Near the beginning of "Bliss and Heaven" (2004), a short film by the Danish artist Jesper Just, a young man crouches at the edge of a wheat field as a trailer truck roars into an open lot next to an electrical substation. The driver, a big middle-aged guy in a trucker hat and, like the young man, wearing a white tank top and worn bluejeans, gets out, looks around as if he knows he's being watched and ambles to the back of the trailer, where he opens the door and climbs in. The young man follows.
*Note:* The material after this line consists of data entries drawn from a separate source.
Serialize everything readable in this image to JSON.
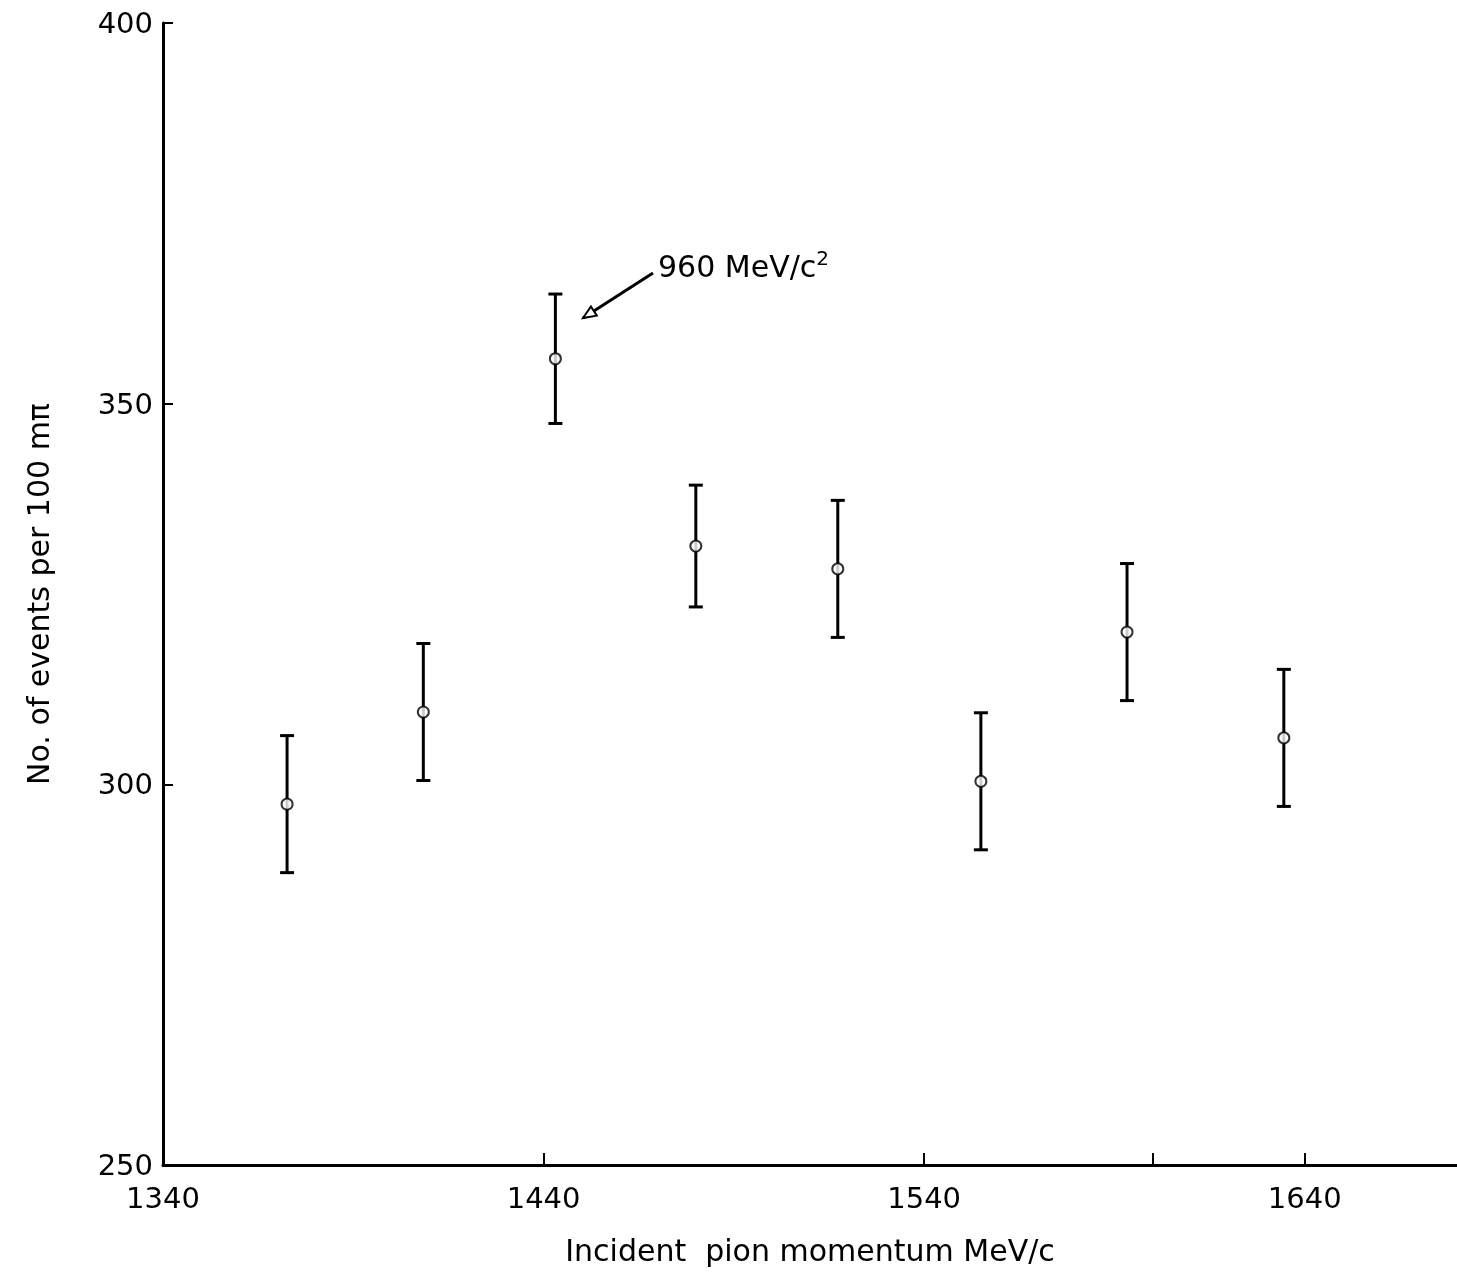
{
  "chart_data": {
    "type": "scatter",
    "xlabel": "Incident  pion momentum MeV/c",
    "ylabel": "No. of events per 100 mπ",
    "x": [
      1372.6,
      1408.4,
      1443.1,
      1480,
      1517.3,
      1554.9,
      1593.3,
      1634.5
    ],
    "values": [
      297.4,
      309.5,
      355.9,
      331.3,
      328.3,
      300.4,
      320,
      306.1
    ],
    "errors": [
      9,
      9,
      8.5,
      8,
      9,
      9,
      9,
      9
    ],
    "color": "#000000",
    "marker": "circle",
    "xlim": [
      1340,
      1680
    ],
    "xticks": [
      1340,
      1440,
      1540,
      {
        "value": 1600,
        "label": null
      },
      1640
    ],
    "ylim": [
      250,
      400
    ],
    "yticks": [
      250,
      300,
      350,
      400
    ],
    "annotations": [
      "960 MeV/c$^{2}$"
    ]
  }
}
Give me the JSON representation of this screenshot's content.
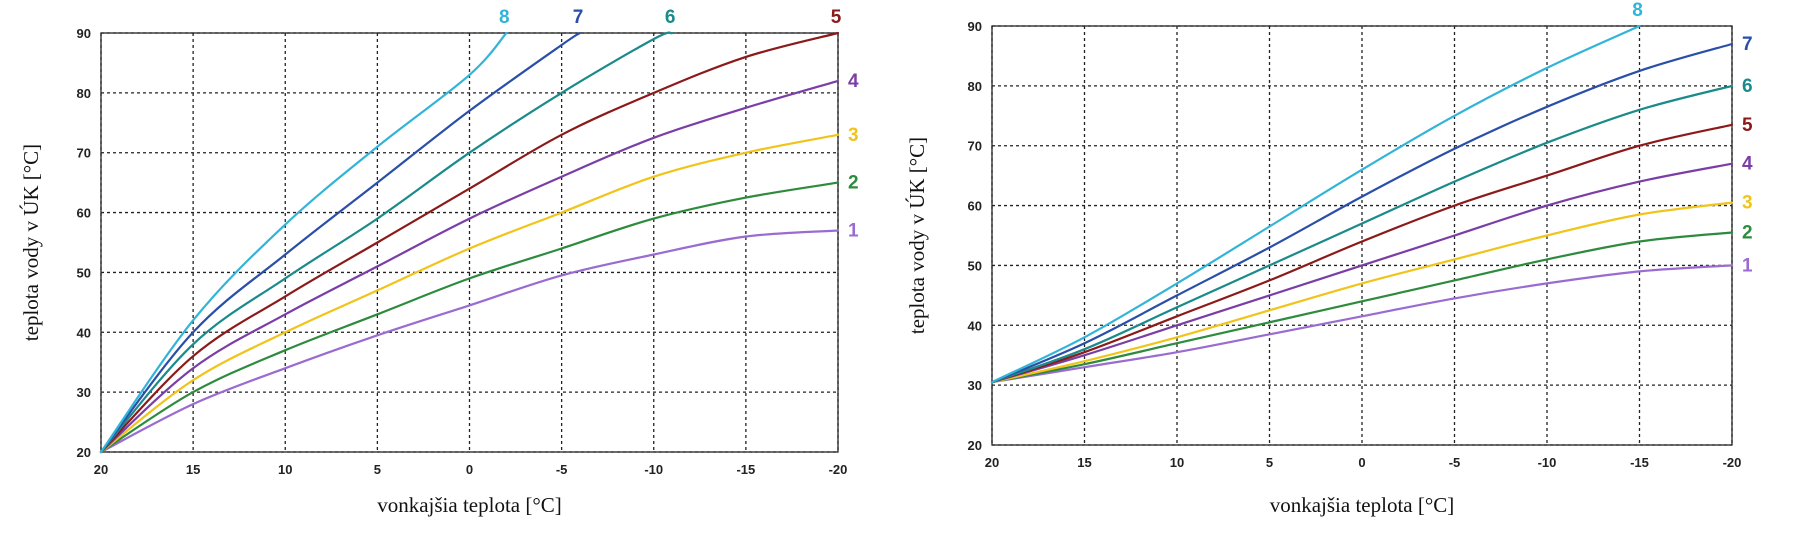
{
  "chart_data": [
    {
      "type": "line",
      "title": "",
      "xlabel": "vonkajšia teplota [°C]",
      "ylabel": "teplota vody v ÚK [°C]",
      "xlim": [
        20,
        -20
      ],
      "ylim": [
        20,
        90
      ],
      "xticks": [
        20,
        15,
        10,
        5,
        0,
        -5,
        -10,
        -15,
        -20
      ],
      "yticks": [
        20,
        30,
        40,
        50,
        60,
        70,
        80,
        90
      ],
      "xtick_labels": [
        "20",
        "15",
        "10",
        "5",
        "0",
        "-5",
        "-10",
        "-15",
        "-20"
      ],
      "ytick_labels": [
        "20",
        "30",
        "40",
        "50",
        "60",
        "70",
        "80",
        "90"
      ],
      "grid": true,
      "series": [
        {
          "name": "1",
          "color": "#9a6bd0",
          "x": [
            20,
            15,
            10,
            5,
            0,
            -5,
            -10,
            -15,
            -20
          ],
          "y": [
            20,
            28,
            34,
            39.5,
            44.5,
            49.5,
            53,
            56,
            57
          ]
        },
        {
          "name": "2",
          "color": "#2e8b3e",
          "x": [
            20,
            15,
            10,
            5,
            0,
            -5,
            -10,
            -15,
            -20
          ],
          "y": [
            20,
            30,
            37,
            43,
            49,
            54,
            59,
            62.5,
            65
          ]
        },
        {
          "name": "3",
          "color": "#f0c419",
          "x": [
            20,
            15,
            10,
            5,
            0,
            -5,
            -10,
            -15,
            -20
          ],
          "y": [
            20,
            32,
            40,
            47,
            54,
            60,
            66,
            70,
            73
          ]
        },
        {
          "name": "4",
          "color": "#7a3ea6",
          "x": [
            20,
            15,
            10,
            5,
            0,
            -5,
            -10,
            -15,
            -20
          ],
          "y": [
            20,
            34,
            43,
            51,
            59,
            66,
            72.5,
            77.5,
            82
          ]
        },
        {
          "name": "5",
          "color": "#8b1a1a",
          "x": [
            20,
            15,
            10,
            5,
            0,
            -5,
            -10,
            -15,
            -20
          ],
          "y": [
            20,
            36,
            46,
            55,
            64,
            73,
            80,
            86,
            90
          ]
        },
        {
          "name": "6",
          "color": "#1a8a8a",
          "x": [
            20,
            15,
            10,
            5,
            0,
            -5,
            -10,
            -11
          ],
          "y": [
            20,
            38,
            49,
            59,
            70,
            80,
            89,
            90
          ]
        },
        {
          "name": "7",
          "color": "#2a4fa8",
          "x": [
            20,
            15,
            10,
            5,
            0,
            -5,
            -6
          ],
          "y": [
            20,
            40,
            53,
            65,
            77,
            88,
            90
          ]
        },
        {
          "name": "8",
          "color": "#32b4d8",
          "x": [
            20,
            15,
            10,
            5,
            0,
            -2
          ],
          "y": [
            20,
            42,
            58,
            71,
            83,
            90
          ]
        }
      ]
    },
    {
      "type": "line",
      "title": "",
      "xlabel": "vonkajšia teplota [°C]",
      "ylabel": "teplota vody v ÚK [°C]",
      "xlim": [
        20,
        -20
      ],
      "ylim": [
        20,
        90
      ],
      "xticks": [
        20,
        15,
        10,
        5,
        0,
        -5,
        -10,
        -15,
        -20
      ],
      "yticks": [
        20,
        30,
        40,
        50,
        60,
        70,
        80,
        90
      ],
      "xtick_labels": [
        "20",
        "15",
        "10",
        "5",
        "0",
        "-5",
        "-10",
        "-15",
        "-20"
      ],
      "ytick_labels": [
        "20",
        "30",
        "40",
        "50",
        "60",
        "70",
        "80",
        "90"
      ],
      "grid": true,
      "series": [
        {
          "name": "1",
          "color": "#9a6bd0",
          "x": [
            20,
            15,
            10,
            5,
            0,
            -5,
            -10,
            -15,
            -20
          ],
          "y": [
            30.5,
            33,
            35.5,
            38.5,
            41.5,
            44.5,
            47,
            49,
            50
          ]
        },
        {
          "name": "2",
          "color": "#2e8b3e",
          "x": [
            20,
            15,
            10,
            5,
            0,
            -5,
            -10,
            -15,
            -20
          ],
          "y": [
            30.5,
            33.5,
            37,
            40.5,
            44,
            47.5,
            51,
            54,
            55.5
          ]
        },
        {
          "name": "3",
          "color": "#f0c419",
          "x": [
            20,
            15,
            10,
            5,
            0,
            -5,
            -10,
            -15,
            -20
          ],
          "y": [
            30.5,
            34,
            38,
            42.5,
            47,
            51,
            55,
            58.5,
            60.5
          ]
        },
        {
          "name": "4",
          "color": "#7a3ea6",
          "x": [
            20,
            15,
            10,
            5,
            0,
            -5,
            -10,
            -15,
            -20
          ],
          "y": [
            30.5,
            35,
            40,
            45,
            50,
            55,
            60,
            64,
            67
          ]
        },
        {
          "name": "5",
          "color": "#8b1a1a",
          "x": [
            20,
            15,
            10,
            5,
            0,
            -5,
            -10,
            -15,
            -20
          ],
          "y": [
            30.5,
            35.5,
            41.5,
            47.5,
            54,
            60,
            65,
            70,
            73.5
          ]
        },
        {
          "name": "6",
          "color": "#1a8a8a",
          "x": [
            20,
            15,
            10,
            5,
            0,
            -5,
            -10,
            -15,
            -20
          ],
          "y": [
            30.5,
            36,
            43,
            50,
            57,
            64,
            70.5,
            76,
            80
          ]
        },
        {
          "name": "7",
          "color": "#2a4fa8",
          "x": [
            20,
            15,
            10,
            5,
            0,
            -5,
            -10,
            -15,
            -20
          ],
          "y": [
            30.5,
            37,
            45,
            53,
            61.5,
            69.5,
            76.5,
            82.5,
            87
          ]
        },
        {
          "name": "8",
          "color": "#32b4d8",
          "x": [
            20,
            15,
            10,
            5,
            0,
            -5,
            -10,
            -15
          ],
          "y": [
            30.5,
            38,
            47,
            56.5,
            66,
            75,
            83,
            90
          ]
        }
      ]
    }
  ]
}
Once inside, he finds himself in a small, ornate 19th-century music hall.
The older man appears in a spotlight onstage wearing a woman's blond wig and a long, diaphanous scarf. In an extraordinarily deep voice and with great feeling, he proceeds to sing "Please Don't Keep Me Waiting," a song made famous by Olivia Newton-John. It is beautiful and powerfully stirring. Even when he points to the sky and rocks his hips disco-style, his scarf billowing on fan-driven wind, it seems not absurd but urgently expressive.
And when he collapses onstage at the end, as the lights flicker violently, you feel you've witnessed an emotional upheaval of monumental proportions. The young man, visibly moved, rises from his seat in the middle of the hall and applauds slowly and steadily as the film ends.
Included in "Romantic Delusions," an enchanting show of four short films by Mr. Just at the Brooklyn Museum, "Bliss and Heaven" exhibits most of the qualities for which he has become known since completing his studies at the Royal Danish Academy of Fine Arts, Copenhagen, in 2003. Melodramatic but never campy or over the top and with Hollywood-quality production values, his films probe vulnerable, ordinarily well-armored zones of the masculine psyche like grief, same-sex love, Oedipal conflict and spiritual desire.